I’m going to buy a GTX 460 in one month so I just started reading on it. And I realize it uses GF104 which differs from the GF100, so here I have some questions. Thanks a lot if you could help me with some of them!
Each SM in GF104 has 2 Warp Scheduler and 4 dispatch units. Since 2 dispatch units would fall under the same warp scheduler, I assume that the two dispatch units give out instructions from the same warp at the one time. I guess the two dispatch units could give non-dependent instructions from the same half-warp to achieve ILP. Could the 2 dispatch units under the same scheduler give out the same instruction for each half-warp, so that instead of the normal 16 threads, 32 threads in the warp would be executed concurrently?
It seems that the warp scheduler and the dispatch units run at half the clock of the SPs, so this means on average two instructions could be given per SP cycle. But each instruction only work on 16 SPs right? Wouldn’t that mean the scheduler could only keep 2/3 of the SPs on a GF104 fully occupied?

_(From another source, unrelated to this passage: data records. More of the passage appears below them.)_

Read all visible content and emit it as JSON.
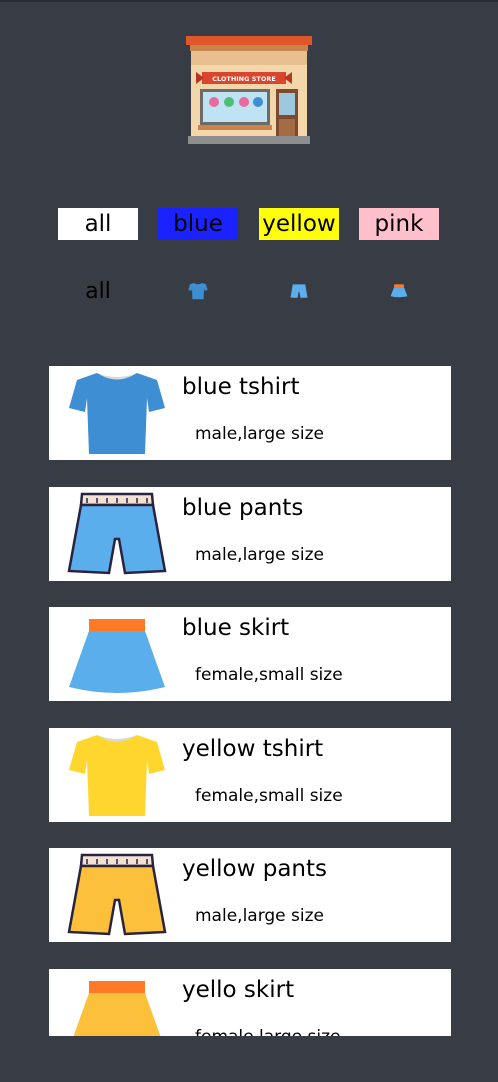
{
  "logo": {
    "sign_text": "CLOTHING STORE"
  },
  "filters": [
    {
      "label": "all",
      "color": "#ffffff"
    },
    {
      "label": "blue",
      "color": "#1a23ff"
    },
    {
      "label": "yellow",
      "color": "#ffff0a"
    },
    {
      "label": "pink",
      "color": "#ffc0cb"
    }
  ],
  "icon_filters": [
    {
      "label": "all",
      "icon": "all-text"
    },
    {
      "icon": "tshirt-icon"
    },
    {
      "icon": "pants-icon"
    },
    {
      "icon": "skirt-icon"
    }
  ],
  "items": [
    {
      "name": "blue tshirt",
      "desc": "male,large size",
      "icon": "tshirt-icon",
      "color": "#3d8ed3"
    },
    {
      "name": "blue pants",
      "desc": "male,large size",
      "icon": "pants-icon",
      "color": "#5aaeec"
    },
    {
      "name": "blue skirt",
      "desc": "female,small size",
      "icon": "skirt-icon",
      "color": "#5aaeec"
    },
    {
      "name": "yellow tshirt",
      "desc": "female,small size",
      "icon": "tshirt-icon",
      "color": "#ffd62e"
    },
    {
      "name": "yellow pants",
      "desc": "male,large size",
      "icon": "pants-icon",
      "color": "#fcc03b"
    },
    {
      "name": "yello skirt",
      "desc": "female,large size",
      "icon": "skirt-icon",
      "color": "#fcc03b"
    }
  ]
}
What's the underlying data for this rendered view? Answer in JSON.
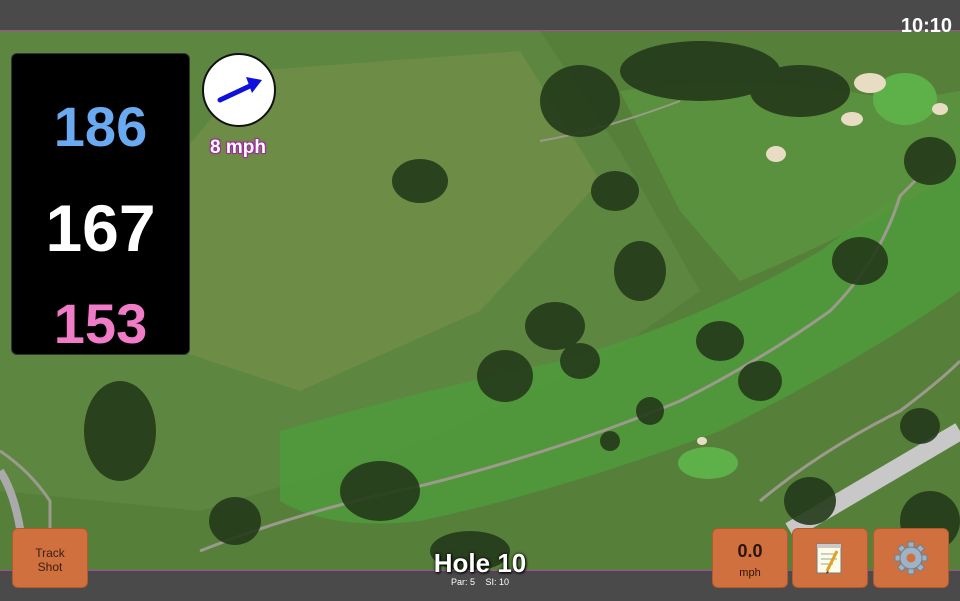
{
  "status_bar": {
    "clock": "10:10"
  },
  "distances": {
    "back": "186",
    "center": "167",
    "front": "153"
  },
  "wind": {
    "speed_label": "8 mph",
    "icon": "wind-direction-arrow-icon"
  },
  "buttons": {
    "track_shot_line1": "Track",
    "track_shot_line2": "Shot",
    "speed_value": "0.0",
    "speed_unit": "mph",
    "notes_icon": "notepad-icon",
    "settings_icon": "gear-icon"
  },
  "hole": {
    "title": "Hole 10",
    "par": "Par: 5",
    "si": "SI: 10"
  },
  "colors": {
    "back": "#6aaaf0",
    "center": "#ffffff",
    "front": "#f07cc8",
    "accent": "#a64aa6",
    "button": "#d0703e"
  }
}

What are the other units that run at half the clock of the SPs?
I’m still not so sure with the latency of various actions…

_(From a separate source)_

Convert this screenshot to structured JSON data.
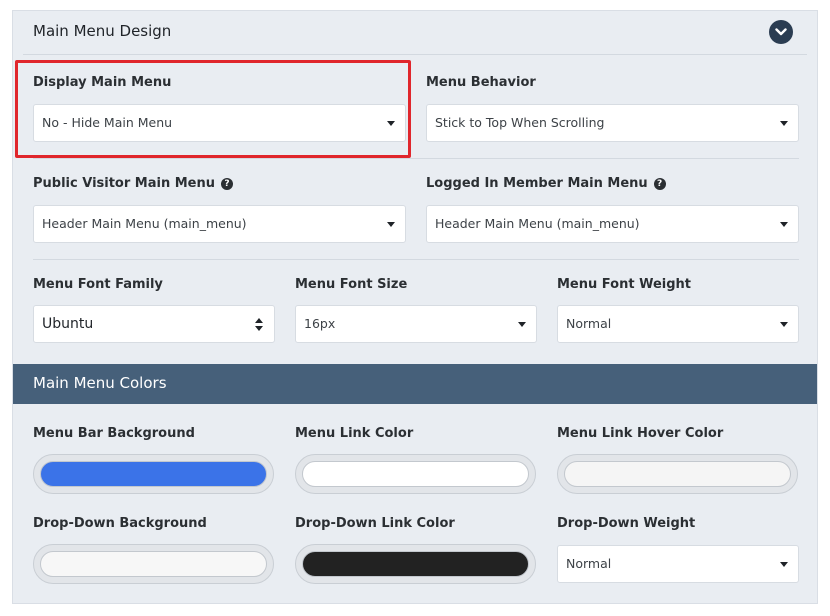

uncached global memory access takes 400 cycles right?
It takes 400 cycles to access texture cache, and coalesced access pattern does not matter at all, correct?
Is L1 cache affected by bank conflicts too?
Shared memory would take 0 cycle to access, as long as no bank conflicts, is this right?
I think I still have many more questions… but maybe I shouldn’t put too many in one topic. Thanks a lot if you could help me answer some of the questions above!